There are pros and cons to both approaches:
1. Feature boxed releases allow you to focus on getting the features the business side needs in the release and getting them right. However feature boxing is more easily prone to scope creep, continually pushing the release date, and spending too much time getting a feature “just” right instead of getting it in front of customers.
2. Time boxed iterations continuously keep the organization focusing on what’s most important and reliably get things done on a certain date at the cost of cutting features when estimates turn out to have been to low. You also spend a little less time actually implementing and more time planning, estimating, and meeting.
I think a preference for one or the other is largely a philosophical question. Do you value releasing early and often or correctness and completeness?
Having worked in both environments I strongly favor time boxed iterations because they provide a very light weight yet key form of discipline that many organizations lack including:
1. Getting the organization to make tough prioritization decisions early
2. Nipping scope creep in the bud because when projects start to run over developers start to make noise when a deadline is looming
3. It gets people thinking about breaking features down into per release iterations that they can get in front of customers quickly
The toughest part for many organizations is that time boxing requires a management team that’s willing to make difficult feature cutting/prioritization decisions instead of asking employees to work overtime. I think that’s why time boxing is often looked upon negatively by developers because they associate it with overtime.

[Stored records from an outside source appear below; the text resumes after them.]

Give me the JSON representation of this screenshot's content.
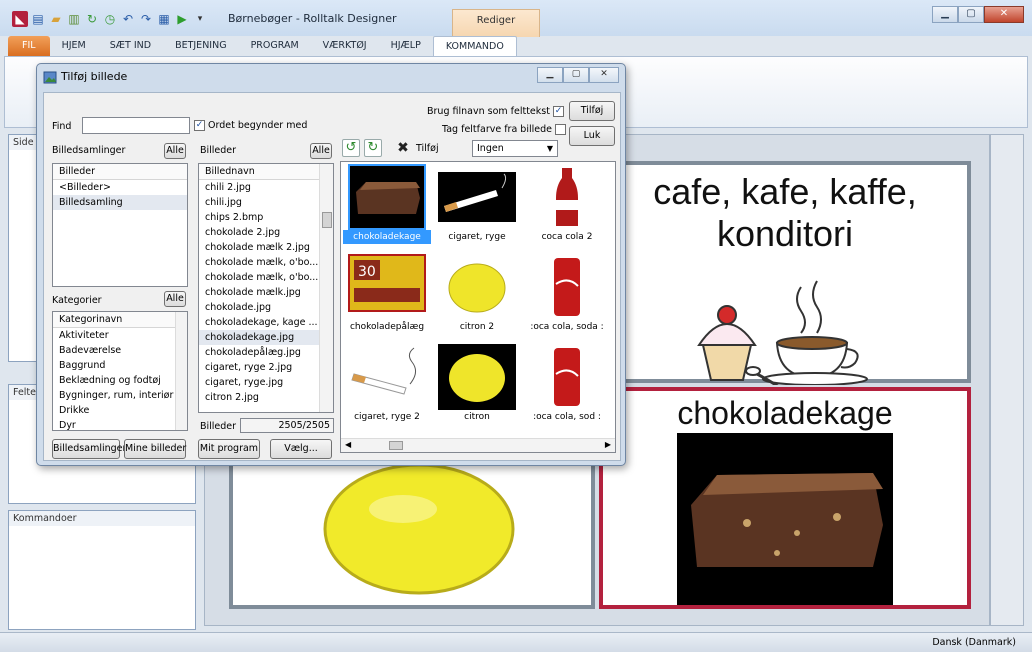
{
  "app": {
    "title": "Børnebøger - Rolltalk Designer",
    "context_tab": "Rediger"
  },
  "ribbon_tabs": [
    {
      "label": "FIL"
    },
    {
      "label": "HJEM"
    },
    {
      "label": "SÆT IND"
    },
    {
      "label": "BETJENING"
    },
    {
      "label": "PROGRAM"
    },
    {
      "label": "VÆRKTØJ"
    },
    {
      "label": "HJÆLP"
    },
    {
      "label": "KOMMANDO"
    }
  ],
  "left_panel": {
    "sider_label": "Side",
    "felter_label": "Felte",
    "kommandoer_label": "Kommandoer"
  },
  "cells": {
    "top_right_text_1": "cafe, kafe, kaffe,",
    "top_right_text_2": "konditori",
    "bottom_right_text": "chokoladekage"
  },
  "status": {
    "language": "Dansk (Danmark)"
  },
  "dialog": {
    "title": "Tilføj billede",
    "find_label": "Find",
    "find_value": "",
    "starts_with_label": "Ordet begynder med",
    "starts_with_checked": true,
    "use_filename_label": "Brug filnavn som felttekst",
    "use_filename_checked": true,
    "take_color_label": "Tag feltfarve fra billede",
    "take_color_checked": false,
    "add_button": "Tilføj",
    "close_button": "Luk",
    "collections_label": "Billedsamlinger",
    "collections_all": "Alle",
    "collections_header": "Billeder",
    "collections": [
      "<Billeder>",
      "Billedsamling"
    ],
    "categories_label": "Kategorier",
    "categories_all": "Alle",
    "categories_header": "Kategorinavn",
    "categories": [
      "Aktiviteter",
      "Badeværelse",
      "Baggrund",
      "Beklædning og fodtøj",
      "Bygninger, rum, interiør",
      "Drikke",
      "Dyr"
    ],
    "images_label": "Billeder",
    "images_all": "Alle",
    "images_header": "Billednavn",
    "images": [
      "chili 2.jpg",
      "chili.jpg",
      "chips 2.bmp",
      "chokolade 2.jpg",
      "chokolade mælk 2.jpg",
      "chokolade mælk, o'bo...",
      "chokolade mælk, o'bo...",
      "chokolade mælk.jpg",
      "chokolade.jpg",
      "chokoladekage, kage ...",
      "chokoladekage.jpg",
      "chokoladepålæg.jpg",
      "cigaret, ryge 2.jpg",
      "cigaret, ryge.jpg",
      "citron 2.jpg"
    ],
    "images_count_label": "Billeder",
    "images_count": "2505/2505",
    "toolbar_add_label": "Tilføj",
    "filter_value": "Ingen",
    "bottom_buttons": [
      "Billedsamlinger",
      "Mine billeder",
      "Mit program",
      "Vælg..."
    ],
    "thumbnails": [
      {
        "label": "chokoladekage",
        "icon": "brownie-icon"
      },
      {
        "label": "cigaret, ryge",
        "icon": "cigarette-icon"
      },
      {
        "label": "coca cola 2",
        "icon": "cola-bottle-icon"
      },
      {
        "label": "chokoladepålæg",
        "icon": "chocolate-spread-icon"
      },
      {
        "label": "citron 2",
        "icon": "lemon-icon"
      },
      {
        "label": ":oca cola, soda :",
        "icon": "cola-can-icon"
      },
      {
        "label": "cigaret, ryge 2",
        "icon": "cigarette-icon"
      },
      {
        "label": "citron",
        "icon": "lemon-icon"
      },
      {
        "label": ":oca cola, sod :",
        "icon": "cola-can-icon"
      }
    ]
  }
}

At GreatSchools we do 2 week time boxed releases (although on occasion features will span a release or two) and we use Jira extensively for tracking each feature/project including estimates against actuals. So far the system has been working relatively well and has been extremely beneficial as a business planning and prioritization tool. Releasing often has also had the added benefit of forcing us to improve our processes and tools in the areas of release engineering, continuous integration, unit and functional testing, etc…
How do you manage releases at your organization and how has it been working for you?